For reference, latchless GC was introduced in https://github.com/cockroachdb/cockroach/pull/83213.
Describe the problem
Latchless garbage collection introduced in 22.2 removes interference between GC and readers and writers by ensuring that readers never read below GC threshold and writers always write above it.
Unfortunately we have another point of contention - MVCCStats. And currently changes to the stats are not commutative. We only count the size of a key once for the whole history (because we want to reflect prefix compression) and count the size of timestamp for every key. To maintain this invariant, when key is added for the first time, its size is added to MVCCStats and when last version is removed by GC (MVCC tombstone was placed and age of tombstone exceeds gc.ttl) then key size is subtracted from MVCCStats.

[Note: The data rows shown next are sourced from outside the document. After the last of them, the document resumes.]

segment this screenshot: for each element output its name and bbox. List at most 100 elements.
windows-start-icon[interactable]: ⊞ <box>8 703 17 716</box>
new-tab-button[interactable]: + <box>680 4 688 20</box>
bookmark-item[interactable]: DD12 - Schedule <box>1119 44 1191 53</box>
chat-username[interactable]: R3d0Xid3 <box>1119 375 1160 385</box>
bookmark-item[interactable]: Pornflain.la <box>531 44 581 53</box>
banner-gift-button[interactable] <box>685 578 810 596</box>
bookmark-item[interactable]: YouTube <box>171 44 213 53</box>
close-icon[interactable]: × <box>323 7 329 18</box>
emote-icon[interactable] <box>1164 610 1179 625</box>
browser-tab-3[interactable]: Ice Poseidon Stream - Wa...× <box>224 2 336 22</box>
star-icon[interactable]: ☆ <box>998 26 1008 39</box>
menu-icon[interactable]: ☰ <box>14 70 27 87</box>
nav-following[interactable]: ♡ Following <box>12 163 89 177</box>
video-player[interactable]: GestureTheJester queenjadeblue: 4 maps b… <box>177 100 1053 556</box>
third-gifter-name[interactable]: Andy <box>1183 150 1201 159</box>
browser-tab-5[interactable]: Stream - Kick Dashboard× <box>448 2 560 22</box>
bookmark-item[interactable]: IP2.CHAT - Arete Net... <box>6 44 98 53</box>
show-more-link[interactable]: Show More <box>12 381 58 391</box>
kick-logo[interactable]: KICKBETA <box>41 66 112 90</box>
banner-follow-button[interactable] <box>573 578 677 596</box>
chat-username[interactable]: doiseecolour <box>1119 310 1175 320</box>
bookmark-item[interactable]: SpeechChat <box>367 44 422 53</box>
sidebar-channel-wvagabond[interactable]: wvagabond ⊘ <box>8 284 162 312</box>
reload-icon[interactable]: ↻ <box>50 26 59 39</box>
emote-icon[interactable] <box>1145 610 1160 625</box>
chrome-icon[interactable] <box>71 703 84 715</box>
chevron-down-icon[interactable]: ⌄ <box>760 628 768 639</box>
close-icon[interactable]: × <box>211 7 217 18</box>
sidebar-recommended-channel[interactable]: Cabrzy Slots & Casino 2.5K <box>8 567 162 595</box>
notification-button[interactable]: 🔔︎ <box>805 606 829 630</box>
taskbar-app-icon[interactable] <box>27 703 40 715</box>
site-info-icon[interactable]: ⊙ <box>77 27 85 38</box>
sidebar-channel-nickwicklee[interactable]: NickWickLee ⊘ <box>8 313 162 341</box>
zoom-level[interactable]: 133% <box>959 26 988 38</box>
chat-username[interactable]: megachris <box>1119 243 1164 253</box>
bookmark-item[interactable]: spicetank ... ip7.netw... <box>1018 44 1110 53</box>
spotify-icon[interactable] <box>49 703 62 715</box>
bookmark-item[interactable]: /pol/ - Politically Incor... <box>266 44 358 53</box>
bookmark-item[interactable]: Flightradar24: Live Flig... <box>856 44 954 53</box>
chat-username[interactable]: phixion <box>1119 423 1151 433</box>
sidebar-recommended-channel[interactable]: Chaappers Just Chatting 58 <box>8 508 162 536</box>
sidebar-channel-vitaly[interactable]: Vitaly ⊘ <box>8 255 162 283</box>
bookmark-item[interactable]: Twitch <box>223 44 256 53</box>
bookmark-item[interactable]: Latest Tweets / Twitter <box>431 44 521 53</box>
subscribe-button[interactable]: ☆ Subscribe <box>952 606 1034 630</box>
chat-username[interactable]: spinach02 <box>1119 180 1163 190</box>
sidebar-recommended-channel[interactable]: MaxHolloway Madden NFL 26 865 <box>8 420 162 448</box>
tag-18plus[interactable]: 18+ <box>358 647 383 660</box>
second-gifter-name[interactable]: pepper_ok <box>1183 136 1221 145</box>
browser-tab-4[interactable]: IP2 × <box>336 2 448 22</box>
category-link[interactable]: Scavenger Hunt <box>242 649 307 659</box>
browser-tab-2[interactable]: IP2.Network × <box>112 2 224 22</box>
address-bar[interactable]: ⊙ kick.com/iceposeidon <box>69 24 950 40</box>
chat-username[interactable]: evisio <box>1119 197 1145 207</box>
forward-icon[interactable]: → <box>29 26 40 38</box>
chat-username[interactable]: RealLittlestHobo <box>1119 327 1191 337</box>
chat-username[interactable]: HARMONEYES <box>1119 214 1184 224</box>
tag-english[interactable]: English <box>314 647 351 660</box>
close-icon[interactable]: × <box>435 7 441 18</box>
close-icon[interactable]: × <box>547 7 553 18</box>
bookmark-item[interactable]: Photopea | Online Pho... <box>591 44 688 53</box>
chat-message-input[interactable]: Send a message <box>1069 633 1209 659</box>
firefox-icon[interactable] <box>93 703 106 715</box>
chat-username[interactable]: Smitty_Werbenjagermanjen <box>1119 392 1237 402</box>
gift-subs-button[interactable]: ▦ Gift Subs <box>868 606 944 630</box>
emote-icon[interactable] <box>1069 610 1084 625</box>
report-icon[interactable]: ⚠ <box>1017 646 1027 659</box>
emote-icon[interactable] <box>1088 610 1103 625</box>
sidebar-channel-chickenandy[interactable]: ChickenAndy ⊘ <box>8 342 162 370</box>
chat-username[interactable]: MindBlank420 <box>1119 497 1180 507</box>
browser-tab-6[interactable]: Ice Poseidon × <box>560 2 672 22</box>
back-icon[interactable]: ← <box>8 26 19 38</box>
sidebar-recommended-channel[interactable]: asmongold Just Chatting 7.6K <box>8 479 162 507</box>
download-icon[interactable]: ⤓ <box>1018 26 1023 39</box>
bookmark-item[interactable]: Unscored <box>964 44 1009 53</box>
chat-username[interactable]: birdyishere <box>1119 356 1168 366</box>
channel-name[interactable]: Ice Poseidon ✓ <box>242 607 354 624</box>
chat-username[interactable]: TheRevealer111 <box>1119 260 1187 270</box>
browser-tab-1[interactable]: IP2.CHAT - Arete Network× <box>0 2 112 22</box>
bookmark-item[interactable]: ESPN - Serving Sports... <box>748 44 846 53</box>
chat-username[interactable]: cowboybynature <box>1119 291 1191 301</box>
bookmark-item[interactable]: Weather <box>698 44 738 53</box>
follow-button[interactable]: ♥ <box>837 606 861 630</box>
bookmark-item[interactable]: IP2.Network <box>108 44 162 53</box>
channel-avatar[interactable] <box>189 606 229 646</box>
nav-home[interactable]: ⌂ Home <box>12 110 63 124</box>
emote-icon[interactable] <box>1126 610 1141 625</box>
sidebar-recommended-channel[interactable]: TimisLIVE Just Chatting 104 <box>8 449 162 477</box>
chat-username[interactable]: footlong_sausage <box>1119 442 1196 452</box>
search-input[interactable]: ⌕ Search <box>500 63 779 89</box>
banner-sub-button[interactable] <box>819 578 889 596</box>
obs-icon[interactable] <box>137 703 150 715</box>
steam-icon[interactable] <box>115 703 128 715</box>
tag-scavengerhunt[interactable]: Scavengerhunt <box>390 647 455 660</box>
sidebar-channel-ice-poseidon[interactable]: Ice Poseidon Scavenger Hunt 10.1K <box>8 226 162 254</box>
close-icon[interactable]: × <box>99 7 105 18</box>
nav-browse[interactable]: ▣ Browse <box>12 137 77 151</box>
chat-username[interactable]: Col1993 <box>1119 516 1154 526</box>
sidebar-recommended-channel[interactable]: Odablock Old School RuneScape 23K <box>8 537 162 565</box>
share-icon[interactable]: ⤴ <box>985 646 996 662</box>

Since we removed latches from GC requests, they could now be evaluated in parallel to writes for the same key. GC request would iterate key versions and determines that it removed last version of the key. Put request on the other hand still sees previous tombstone and decides that it is not a first key in history. GC request would then decrease MVCCStats values, but Put request would not increment them.
To Reproduce
It is not easy to reproduce in the live system, but test might be possible using TestingKnobs that would pause request executions it correct points. Issue seems like a classic race condition.
Expected behavior A clear and concise description of what you expected to happen.
Environment:
Additional context The effect of incorrect stats is not significant. Since it is quite an unlikely event, difference would not skew things like GC or range split decisions significantly. Consistency checker will flag it, but won't cause nodes to panic.
Jira issue: CRDB-21586